Une photo d’Ara Güler qui me plaît tout particulièrement est celle des pêcheurs de Kumkapı, sur le retour vers le port à la première lueur du jour. La composition de la scène est fantastique avec ses nombreuses strates. Elle capture les jeux de lumière, les textures et les mouvements. Ce n’est pas un simple portrait de pêcheurs, mais celui plus poétique de leur relation avec la mer. La douce lumière du matin mariée à l’énergie inhérente à la scène résulte en un cliché intemporel et fort. J’admire beaucoup cette capacité à représenter la rudesse mais aussi la beauté d’un mode de vie et je cherche à l’intégrer dans mon travail.

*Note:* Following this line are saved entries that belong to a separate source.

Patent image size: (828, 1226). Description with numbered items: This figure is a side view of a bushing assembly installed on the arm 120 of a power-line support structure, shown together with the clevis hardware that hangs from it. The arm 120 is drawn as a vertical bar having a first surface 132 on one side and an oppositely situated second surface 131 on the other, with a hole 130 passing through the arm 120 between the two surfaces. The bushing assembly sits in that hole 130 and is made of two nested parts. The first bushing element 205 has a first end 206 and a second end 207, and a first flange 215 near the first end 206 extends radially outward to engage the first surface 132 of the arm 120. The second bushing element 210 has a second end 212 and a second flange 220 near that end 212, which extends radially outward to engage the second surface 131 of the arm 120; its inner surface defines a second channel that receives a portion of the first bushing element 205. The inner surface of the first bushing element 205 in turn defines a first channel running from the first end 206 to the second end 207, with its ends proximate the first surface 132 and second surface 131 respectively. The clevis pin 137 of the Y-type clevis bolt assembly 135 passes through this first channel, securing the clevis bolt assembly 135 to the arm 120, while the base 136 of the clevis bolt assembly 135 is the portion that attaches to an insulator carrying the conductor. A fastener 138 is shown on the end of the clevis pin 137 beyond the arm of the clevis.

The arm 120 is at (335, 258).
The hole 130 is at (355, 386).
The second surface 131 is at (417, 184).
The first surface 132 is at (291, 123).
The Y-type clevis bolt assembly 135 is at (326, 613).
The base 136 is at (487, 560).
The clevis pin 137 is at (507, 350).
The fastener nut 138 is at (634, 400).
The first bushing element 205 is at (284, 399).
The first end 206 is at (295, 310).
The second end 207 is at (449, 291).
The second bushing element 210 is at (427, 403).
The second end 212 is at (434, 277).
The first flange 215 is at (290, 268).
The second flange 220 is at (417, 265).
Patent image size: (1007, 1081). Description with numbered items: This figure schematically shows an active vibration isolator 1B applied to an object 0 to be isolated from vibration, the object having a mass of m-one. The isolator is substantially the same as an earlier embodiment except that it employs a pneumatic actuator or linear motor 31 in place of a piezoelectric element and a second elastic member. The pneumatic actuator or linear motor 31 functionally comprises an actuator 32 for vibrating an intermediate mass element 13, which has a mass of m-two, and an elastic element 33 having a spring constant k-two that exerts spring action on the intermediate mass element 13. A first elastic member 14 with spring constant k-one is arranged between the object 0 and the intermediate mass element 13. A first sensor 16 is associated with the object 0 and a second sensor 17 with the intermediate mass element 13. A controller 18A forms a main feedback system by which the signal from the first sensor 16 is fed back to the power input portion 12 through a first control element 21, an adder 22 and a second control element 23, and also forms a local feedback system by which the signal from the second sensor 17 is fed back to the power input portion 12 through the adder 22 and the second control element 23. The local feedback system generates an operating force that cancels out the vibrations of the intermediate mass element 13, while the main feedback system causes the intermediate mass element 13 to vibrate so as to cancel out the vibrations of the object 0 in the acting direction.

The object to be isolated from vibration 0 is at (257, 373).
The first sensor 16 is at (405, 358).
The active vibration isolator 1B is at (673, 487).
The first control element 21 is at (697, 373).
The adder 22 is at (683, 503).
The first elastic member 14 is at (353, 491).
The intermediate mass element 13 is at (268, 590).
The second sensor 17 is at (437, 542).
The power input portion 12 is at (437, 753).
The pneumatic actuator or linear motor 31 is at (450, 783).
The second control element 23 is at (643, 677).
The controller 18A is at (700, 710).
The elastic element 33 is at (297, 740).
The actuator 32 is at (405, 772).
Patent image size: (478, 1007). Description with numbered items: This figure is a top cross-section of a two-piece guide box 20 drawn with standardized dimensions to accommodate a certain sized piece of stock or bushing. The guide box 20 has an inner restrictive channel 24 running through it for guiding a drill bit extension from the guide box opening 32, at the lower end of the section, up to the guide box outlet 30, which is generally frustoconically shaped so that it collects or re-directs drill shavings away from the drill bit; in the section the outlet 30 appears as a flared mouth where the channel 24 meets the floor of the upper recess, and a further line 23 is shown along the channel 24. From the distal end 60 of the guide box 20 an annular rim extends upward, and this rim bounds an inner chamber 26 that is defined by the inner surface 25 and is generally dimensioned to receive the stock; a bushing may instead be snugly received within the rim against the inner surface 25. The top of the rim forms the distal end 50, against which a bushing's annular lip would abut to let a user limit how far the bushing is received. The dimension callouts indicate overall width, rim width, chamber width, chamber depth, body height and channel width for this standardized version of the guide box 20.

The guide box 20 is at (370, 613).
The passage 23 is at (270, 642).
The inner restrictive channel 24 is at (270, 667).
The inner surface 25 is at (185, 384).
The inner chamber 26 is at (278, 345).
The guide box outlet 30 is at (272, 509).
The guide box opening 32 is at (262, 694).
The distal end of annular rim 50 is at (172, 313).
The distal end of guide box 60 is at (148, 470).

Quel rôle jouent les galeries à l’heure des médias numériques et en particulier pour votre travail ?
Les galeries conservent leur importance même à l’ère du numérique. Si es plateformes numériques permettent d’atteindre un plus large public, elles n’offrent souvent pas l’intimité d’un espace physique. Une galerie crée un environnement où le public se trouve en contact avec l’œuvre dans les conditions prévues à l’origine : c’est une expérience sensorielle intense au calme. Mon travail combine souvent des éléments conceptuels et documentaires, ce qui nécessite une exposition dans une galerie. J’ai ici un cadre pour contrôler le message grâce à un concept d’exposition, au nombre d’œuvres présentées et à leur mise en scène afin d’offrir une expérience riche en contenus et en nuances. Les galeries favorisent également le dialogue et le lien. C’est un lieu où le public est vraiment à l’écoute des récits.


Lys Arango:
La photographe et auteure espagnole vit généralement là où elle travaille et elle réside actuellement à Paris. Elle est diplômée en relations internationales et possède un master de journalisme. Entre 2016 et 2019, elle a travaillé dans 17 pays gravement touchés par des crises alimentaires. Aujourd’hui, son travail photographique porte sur des thèmes humanitaires, dont elle examine les contextes historiques et culturels.

Ara Güler:
Ara Güler a passé plus de 60 ans à prendre en photo la métropole turque, Istanbul, et nombre de ses clichés sont devenus inoubliables. Né en 1928 dans le quartier de Taksim, ce fils d’un pharmacien notable d’origine arménienne exprime au travers de ses séries en noir et blanc l’amour qu’il porte à sa ville natale et le lien étroit qu’il entretient avec elle. Après des études en sciences économiques, il a embrassé une carrière de photojournaliste. Avec son Leica, il a pris des clichés dans le monde entier, car il a toujours refusé de se concevoir uniquement comme le chroniqueur de la métropole turque : « Les gens disent que je suis un photographe d’Istanbul, mais je suis un citoyen du monde. Je suis un photographe du monde. » En 2016, le Leica Hall of Fame Award est venu récompenser l’œuvre d’une vie.